会長の”三行日記”

2013.08.09

高校野球 No.2445

 8日から始まった甲子園も白熱したゲ-ムが続いています。この時期の高校野球は日本の夏を代表する風物詩とも言えるもので、やはりなくてはならない存在です。

そんな日本の高校野球のことがアメリカで取り上げられたそうです。主に投手のことなのですが、その球数についてです。レポ-トで取り上げられたのは、今大会も出場し注目されている一人の、愛媛・済美高校の安楽智大投手です。

彼は今年春の選抜大会を5日間で4試合に先発し、1試合当たり平均135球投げました。さらに大会中9日間で計772球を投げた事実を紹介しながら、この日本とアメリカの違いを指摘しているのです。

米国の有力代理人からの「高校生投手の場合、95球以上投げさせてはいけないし、中3日以上の間隔を開けるべきだ」という意見や、「772球は平均のメジャー投手が6週間で投げる球数だ」というデータなどを出して、比較しながら分析しています。

これは米野球界から日本高校野球への問題提起とも言えるものですが、レポートの記者はこの事実を肯定も否定もせず、レポートを書き終えているとのことです。

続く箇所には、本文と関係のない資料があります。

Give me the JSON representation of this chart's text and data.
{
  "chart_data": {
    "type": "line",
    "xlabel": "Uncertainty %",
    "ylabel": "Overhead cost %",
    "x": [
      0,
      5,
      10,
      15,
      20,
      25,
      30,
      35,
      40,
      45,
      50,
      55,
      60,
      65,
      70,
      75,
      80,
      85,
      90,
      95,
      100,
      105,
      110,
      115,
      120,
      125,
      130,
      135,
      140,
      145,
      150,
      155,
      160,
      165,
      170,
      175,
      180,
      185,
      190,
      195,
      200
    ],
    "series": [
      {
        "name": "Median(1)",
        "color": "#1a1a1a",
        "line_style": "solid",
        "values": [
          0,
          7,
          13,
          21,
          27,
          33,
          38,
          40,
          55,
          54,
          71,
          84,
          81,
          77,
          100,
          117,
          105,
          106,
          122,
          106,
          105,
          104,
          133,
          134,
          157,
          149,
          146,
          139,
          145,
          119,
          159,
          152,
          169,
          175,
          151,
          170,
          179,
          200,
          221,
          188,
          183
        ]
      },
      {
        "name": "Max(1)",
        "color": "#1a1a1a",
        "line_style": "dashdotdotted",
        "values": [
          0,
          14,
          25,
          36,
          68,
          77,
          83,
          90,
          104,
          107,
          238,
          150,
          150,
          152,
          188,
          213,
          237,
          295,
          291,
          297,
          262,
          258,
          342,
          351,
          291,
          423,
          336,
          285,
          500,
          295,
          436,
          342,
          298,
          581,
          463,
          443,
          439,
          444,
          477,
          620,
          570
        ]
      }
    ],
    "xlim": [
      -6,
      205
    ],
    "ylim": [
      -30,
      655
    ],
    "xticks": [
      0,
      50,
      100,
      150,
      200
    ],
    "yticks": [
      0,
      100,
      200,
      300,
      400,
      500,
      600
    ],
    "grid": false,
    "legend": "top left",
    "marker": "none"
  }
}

日本の野球はこの先発投手ができれば完投し、チ-ムの勝利に貢献するといった、高校野球を原点としているように思えます。従って大学やプロ野球でもこのスタイルがそのまま踏襲され、球数に関係なく先発投手が試合を作るといったのが通例です。

一方、アメリカでは大リーグなど見てもはっきりしているように、いくら良い投球をしていてもノ-ヒットノ-ランなどの記録がかからない限り、制限の球数がくれば交代しています。それは今シ-ズン、好成績を挙げているダルビッシュ投手を見ていれば明らかなことです。

いくら三振の数が多く、無失点で抑えていても球数が多いためか、なかなか完投というところまでいかないのです。これがもし日本だったら、当然最後まで投げさせているようなケ-スであっても、変わることがないのです。

また投手寿命について不思議なデ-タも提示されています。高校時代に投げ過ぎた投手ほど、その寿命が短いというのです。高校野球史上最高投手とも呼ばれている松坂大輔投手は、プロに入ってもそれなりの活躍を見せ、大リ-グまで進んだのですが現在は肩の故障に悩んでいます。

一方、今をときめくヤンキ-スのエ-スとも言える黒田博樹投手は、高校時代エ-スではなかったと言います。また大リ-グから今年は日本に戻って、40歳過ぎてもまだ投げ続けている斎藤隆投手に至っては、元々ファ-ストとのことで、どちらもあまり投げる必要がなかったと言われているのです。

また今シ-ズン、レッドソックスの抑えで大活躍の上原浩治投手も同様で、高校時代控えの投手で大学に入ってから伸びた投手の一人です。このようなデ-タを突きつけられると、若くして投げ過ぎるのも見直さなければいけないかもしれません。

でも割り切ったアメリカと違い、日本の高校野球はまさしくドラマの連続で、心の底から揺さぶられるような感動や胸を打たれる場面を備えているものと言っても過言ではないでしょう。それだけにドラマの主人公たちが我を忘れて没頭する姿に、私たちが惹きつけられるものと思われます。

そうすると、選手寿命のことがあっても、この日本の高校野球はやはり何も変わらないのではないでしょうか。できれば長く野球をやれれば一番よいのでしょうが、中にはたとえその活躍が短くパッと散ってしまったにしても、決して本人に悔いは残らないはずです。

明日から19日までの期間は、一部のお盆休みと出張工事で会社を離れることになります。このためカキコミは休ませていただきますのでご了承下さい。